When folded, row three creates a ledge rather than a neat, flat floor through the cabin. The third row’s child seat anchor points, when in use, will eat into the precious luggage space. There are no power sockets astern of the front seats. The tailgate, when opened, will bonk six-foot-tall people on the scone. A space-saver spare wheel is used.

In sum, more attention to detail is needed.

As for the drive, a brief tour from Mascot to Katoomba in New South Wales showed the so-called 2.4-litre engine to be a considerable improvement over the old non-MIVEC (Mitsubishi Electronic Valve lift and timing Electronic Control) 2.4 in the Nimbus.

Grandis carries an additional 135kg over the 96kW/210Nm Nimbus, however, the weight is overcome with ease when unladen. Five or six bodies and cargo onboard will be the true test but the engine’s strong, smooth characteristics are evident.

The sequential manual shift mode works well enough, although the driver doesn’t often feel the need for DIY shifting when the smooth, responsive, intuitive INVECS II does such a good job. Sure, we’ve said it before, but this adaptive-shift auto is one of the best in the business – at this level.

A familiar combination of lightweight steering, benign handling (for this class), a comfortable ride and good braking feel also came to the fore in our first stint.
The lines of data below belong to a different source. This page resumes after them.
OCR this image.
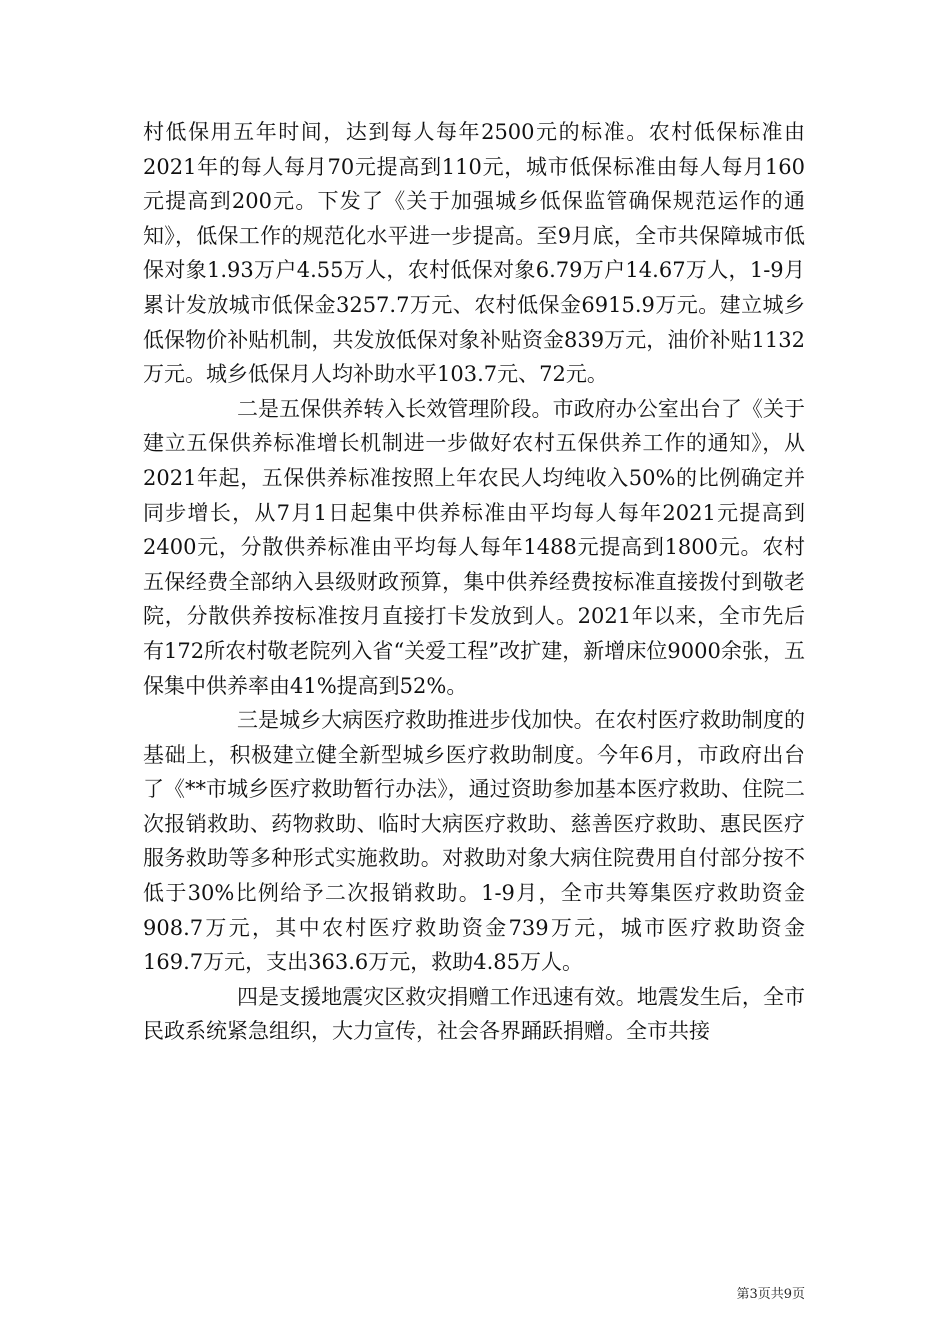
村低保用五年时间，达到每人每年2500元的标准。农村低保标准由2021年的每人每月70元提高到110元，城市低保标准由每人每月160元提高到200元。下发了《关于加强城乡低保监管确保规范运作的通知》，低保工作的规范化水平进一步提高。至9月底，全市共保障城市低保对象1.93万户4.55万人，农村低保对象6.79万户14.67万人，1-9月累计发放城市低保金3257.7万元、农村低保金6915.9万元。建立城乡低保物价补贴机制，共发放低保对象补贴资金839万元，油价补贴1132万元。城乡低保月人均补助水平103.7元、72元。

二是五保供养转入长效管理阶段。市政府办公室出台了《关于建立五保供养标准增长机制进一步做好农村五保供养工作的通知》，从2021年起，五保供养标准按照上年农民人均纯收入50%的比例确定并同步增长，从7月1日起集中供养标准由平均每人每年2021元提高到2400元，分散供养标准由平均每人每年1488元提高到1800元。农村五保经费全部纳入县级财政预算，集中供养经费按标准直接拨付到敬老院，分散供养按标准按月直接打卡发放到人。2021年以来，全市先后有172所农村敬老院列入省“关爱工程”改扩建，新增床位9000余张，五保集中供养率由41%提高到52%。

三是城乡大病医疗救助推进步伐加快。在农村医疗救助制度的基础上，积极建立健全新型城乡医疗救助制度。今年6月，市政府出台了《**市城乡医疗救助暂行办法》，通过资助参加基本医疗救助、住院二次报销救助、药物救助、临时大病医疗救助、慈善医疗救助、惠民医疗服务救助等多种形式实施救助。对救助对象大病住院费用自付部分按不低于30%比例给予二次报销救助。1-9月，全市共筹集医疗救助资金908.7万元，其中农村医疗救助资金739万元，城市医疗救助资金169.7万元，支出363.6万元，救助4.85万人。

四是支援地震灾区救灾捐赠工作迅速有效。地震发生后，全市民政系统紧急组织，大力宣传，社会各界踊跃捐赠。全市共接

第3页共9页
The turning circle is tight enough to make car park adventures trouble-free – alas, the rubbing strips from the Nimbus did not make it onto Grandis – and refinement levels are good save for a horrible din from the 16-inch tyres on coarse-chip bitumen.

Worried about the stain that ‘people-mover’ carries with it, Mitsubishi Australia is calling the Grandis an Active Recreation Tourer. ART? Well, it sure is a work of modern art. Not a bad tourer, either.

But let’s not overstate things here, nor lose sight of its most impressive feature – the ‘passive’ safety brought with six airbags fitted standard. That alone makes Grandis worth a closer look.